The boy from the front door came up and shook hands awkwardly. Someone other than a barber had given him a recent haircut. He was going to be too big for a jockey.

We walked down a road between paddocks and over a small rise. Below us, invisible from the stables, was a training track. You could smell the watermelon scent of new-mown grass before you saw it.

‘Two thousand four hundred metres,’ said Tony Ericson. ‘Got a twelve hundred metre chute over there.’ He pointed to the left. ‘Starting gate. Same grass as Flemington. Bloke done it in the sixties. Went bang here. Used to have rails and all. Had sheep on it for twenty years but we mowed it and rolled it and it come up good.’

I looked at Harry. He had his hands in the jacket pockets of his leather-trimmed loden jacket and a faraway expression on his face.

He took a hand out and rubbed his chin. ‘Very nice,’ he said. ‘Pride of the district, I imagine.’

‘Don’t follow,’ said Tony.

‘Other people use this?’

Tony shook his head. ‘No trainers around here. We only cleaned it up bout a year ago. Whole thing, that is.’

We all turned at the sound of hoofs. The boy, Tom, walked Dakota Dreaming up to us. The horse shone like glass, groomed to a standard only achievable by ten-year-old girls. It had pristine bandages on all legs. I knew enough about condition to know this creature was well advanced in his preparation to race.

Tony held the horse’s head. ‘Remember what I said. Take him out to the seven furlong. I’ll give you a bang. Don’t push him. If he’s feelin strong at the three hundred, let him go.’

The boy nodded and took the horse off. On the track, they went into an easy canter.

We walked along to where a big tin lollipop painted red marked the finish. Cam lit a cigarette, held it in the corner of his mouth while he fiddled with his stopwatch. Harry took out a small pair of binoculars and hung them around his neck. Tony Ericson put a blank into a starting pistol.

‘Don’t he mind the gun?’ asked Rex Tie.

‘Can’t hardly hear it over there,’ said Tony. ‘He’s ready. Light’s flashin.’ He raised the pistol above his head, waved it. The boy’s right arm went up and down. Tony fired, a flat smack.

Tom set a nice pace, about what you’d expect for a frontrunner over 1400 or 1600 metres on a country track. The straight was about 350 metres. When they came around the turn, you could see that the going was soft and that the horse was not entirely happy.

But the going wasn’t going to stop Slim putting on a show. At the 300-metre mark, you could see Tom urge the horse with hands and heels. It didn’t require much. With every appearance of enjoyment, the horse opened its stride, lowered its head and accelerated home. They went past the post flat out.

We stood in silence watching the boy, standing upright in the stirrups, slow the horse down.

Harry took off his hat and scratched his head. Cam was looking for a cigarette. Their eyes locked for a good three seconds.

‘What’s it say?’ asked Harry.

Cam found a cigarette and lit it with his Zippo.

‘For a stayer,’ he said, ‘smokin.’

15

Drew poured some red wine into our glasses, leant back and put his stockinged feet on the coffee table. ‘You want my advice?’

Harry and Cam had dropped me off at home but I didn’t go in. I’d been brooding all the way back from Hardhills and I felt the urge to talk to Drew. Once upon a time we’d talked to each other about all our problems.

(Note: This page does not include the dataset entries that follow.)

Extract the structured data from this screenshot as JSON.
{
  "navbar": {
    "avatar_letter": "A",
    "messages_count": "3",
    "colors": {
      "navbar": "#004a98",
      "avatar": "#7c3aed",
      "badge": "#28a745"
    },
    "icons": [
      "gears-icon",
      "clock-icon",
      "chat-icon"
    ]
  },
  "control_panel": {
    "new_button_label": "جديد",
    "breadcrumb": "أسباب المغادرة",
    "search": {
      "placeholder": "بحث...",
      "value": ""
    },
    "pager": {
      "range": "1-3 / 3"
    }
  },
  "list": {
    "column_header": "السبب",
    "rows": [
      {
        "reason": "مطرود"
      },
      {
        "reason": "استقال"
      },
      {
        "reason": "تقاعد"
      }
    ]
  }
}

I found him eating takeaway pizza over a pile of files in front of the fire in his house in Kew. The children were nowhere to be seen.

I said, ‘Well. Yes.’

‘Drop it. Forget Danny ever left the message. Take the gorilla’s advice about this Bishop too. You’ve touched a nerve somewhere.’

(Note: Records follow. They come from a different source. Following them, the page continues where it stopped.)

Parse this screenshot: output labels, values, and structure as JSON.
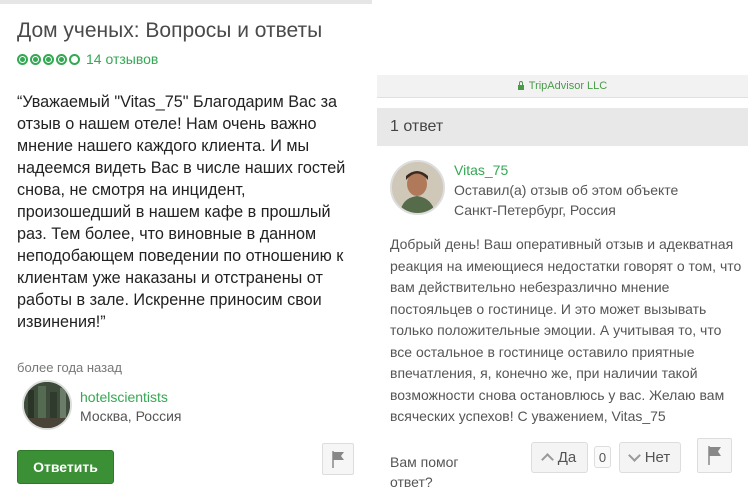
{
  "left": {
    "title": "Дом ученых: Вопросы и ответы",
    "rating": {
      "bubbles_filled": 4,
      "bubbles_total": 5,
      "count_text": "14 отзывов"
    },
    "quote": "“Уважаемый \"Vitas_75\" Благодарим Вас за отзыв о нашем отеле! Нам очень важно мнение нашего каждого клиента. И мы надеемся видеть Вас в числе наших гостей снова, не смотря на инцидент, произошедший в нашем кафе в прошлый раз. Тем более, что виновные в данном неподобающем поведении по отношению к клиентам уже наказаны и отстранены от работы в зале. Искренне приносим свои извинения!”",
    "time_ago": "более года назад",
    "user": {
      "name": "hotelscientists",
      "location": "Москва, Россия"
    },
    "reply_button": "Ответить",
    "flag_icon": "flag-icon"
  },
  "right": {
    "url_host": "TripAdvisor LLC",
    "answers_header": "1 ответ",
    "user": {
      "name": "Vitas_75",
      "role": "Оставил(а) отзыв об этом объекте",
      "location": "Санкт-Петербург, Россия"
    },
    "answer_text": "Добрый день! Ваш оперативный отзыв и адекватная реакция на имеющиеся недостатки говорят о том, что вам действительно небезразлично мнение постояльцев о гостинице. И это может вызывать только положительные эмоции. А учитывая то, что все остальное в гостинице оставило приятные впечатления, я, конечно же, при наличии такой возможности снова остановлюсь у вас. Желаю вам всяческих успехов! С уважением, Vitas_75",
    "helpful_question": "Вам помог ответ?",
    "vote_yes": "Да",
    "vote_count": "0",
    "vote_no": "Нет",
    "flag_icon": "flag-icon"
  },
  "colors": {
    "accent_green": "#34a853",
    "button_green": "#3b8f35"
  }
}
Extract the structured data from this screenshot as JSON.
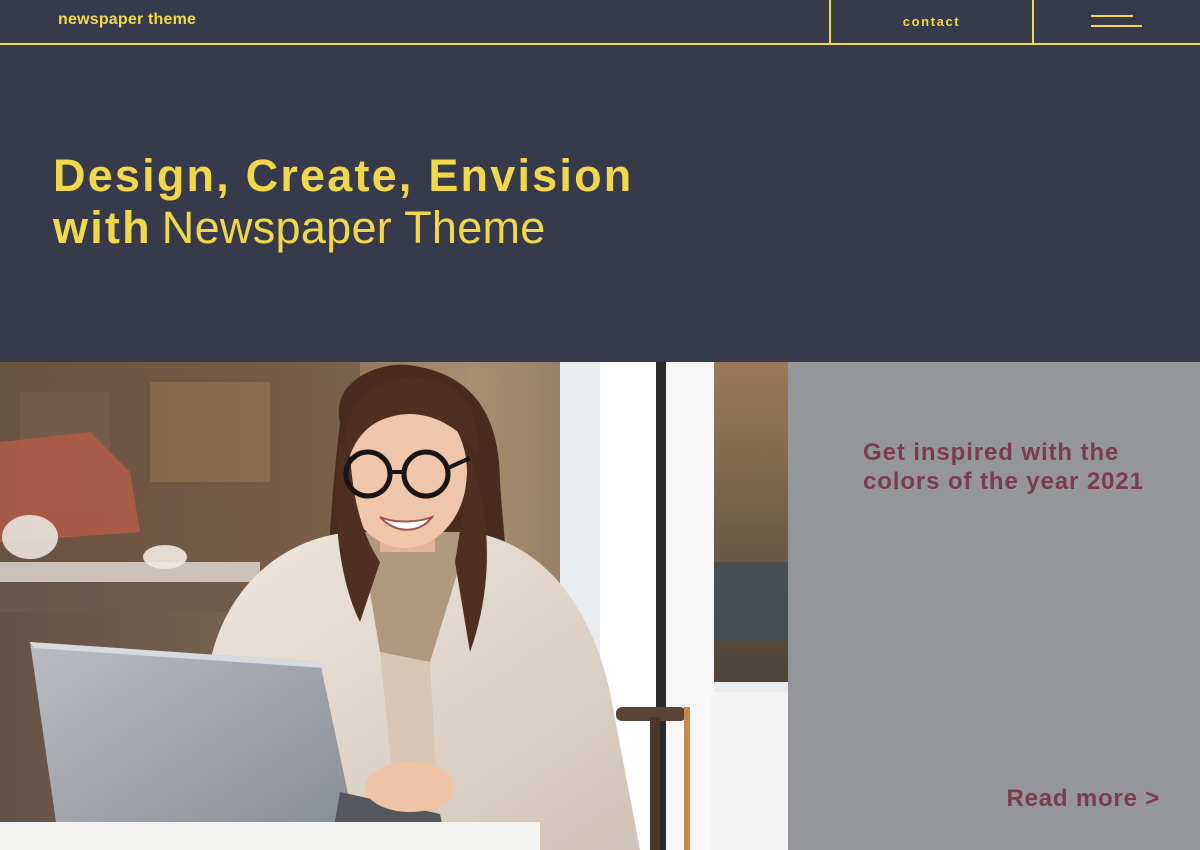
{
  "header": {
    "brand": "newspaper theme",
    "contact": "contact",
    "menu_icon": "hamburger-menu-icon"
  },
  "hero": {
    "line1": "Design, Create, Envision",
    "line2_bold": "with",
    "line2_light": "Newspaper Theme"
  },
  "card": {
    "heading": "Get inspired with the colors of the year 2021",
    "read_more": "Read more >"
  },
  "photo": {
    "subject": "woman-with-laptop-photo"
  },
  "colors": {
    "background": "#373a4b",
    "accent": "#f0d84a",
    "card_bg": "#959699",
    "card_text": "#7d3c4e"
  }
}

‘If I hadn’t been three-quarters pissed years ago I’d have tried to find out more about Danny’s movements the night of the hit-and-run,’ I said. ‘I might have kept him out of jail.’

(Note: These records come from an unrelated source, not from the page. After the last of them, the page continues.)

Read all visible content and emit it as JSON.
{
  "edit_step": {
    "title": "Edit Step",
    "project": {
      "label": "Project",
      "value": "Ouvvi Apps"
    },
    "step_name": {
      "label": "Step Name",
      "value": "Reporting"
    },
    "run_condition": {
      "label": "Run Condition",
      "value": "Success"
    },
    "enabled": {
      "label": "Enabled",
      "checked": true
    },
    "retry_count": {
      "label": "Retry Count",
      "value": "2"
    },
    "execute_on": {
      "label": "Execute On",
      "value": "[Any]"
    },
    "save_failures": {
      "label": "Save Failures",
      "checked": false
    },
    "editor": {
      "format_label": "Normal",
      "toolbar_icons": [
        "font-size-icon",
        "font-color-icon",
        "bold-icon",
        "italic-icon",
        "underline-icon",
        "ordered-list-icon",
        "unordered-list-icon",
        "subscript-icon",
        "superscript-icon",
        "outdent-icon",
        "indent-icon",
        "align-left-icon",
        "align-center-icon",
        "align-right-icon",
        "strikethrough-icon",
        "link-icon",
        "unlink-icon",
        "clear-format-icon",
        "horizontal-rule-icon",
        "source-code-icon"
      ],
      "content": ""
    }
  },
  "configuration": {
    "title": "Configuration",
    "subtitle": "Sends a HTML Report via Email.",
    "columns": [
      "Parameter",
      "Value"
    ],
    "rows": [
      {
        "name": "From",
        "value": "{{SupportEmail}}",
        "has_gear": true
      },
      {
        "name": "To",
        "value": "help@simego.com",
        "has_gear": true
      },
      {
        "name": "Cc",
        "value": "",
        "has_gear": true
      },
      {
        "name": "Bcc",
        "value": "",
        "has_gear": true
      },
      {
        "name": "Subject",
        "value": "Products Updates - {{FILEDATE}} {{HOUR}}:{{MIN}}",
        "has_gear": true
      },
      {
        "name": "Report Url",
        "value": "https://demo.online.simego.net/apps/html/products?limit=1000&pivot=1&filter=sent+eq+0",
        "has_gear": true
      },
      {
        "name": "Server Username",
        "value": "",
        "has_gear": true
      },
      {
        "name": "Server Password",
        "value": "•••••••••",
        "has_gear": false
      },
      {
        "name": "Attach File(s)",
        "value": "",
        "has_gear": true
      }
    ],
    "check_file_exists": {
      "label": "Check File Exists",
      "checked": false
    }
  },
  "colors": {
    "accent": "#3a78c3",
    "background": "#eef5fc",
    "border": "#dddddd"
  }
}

Drew chewed for a while, studying the flames. Finally he said, ‘Bullshit, mate. Even if you’d been stone-cold sober and at the top of your form, it would never have occurred to you. You’d have pleaded him. You had to plead him. Since when do lawyers go looking for other explanations when the Crown’s got a case like that? Don’t kid yourself. There was no negligence there. There’s nothing owing on your part.’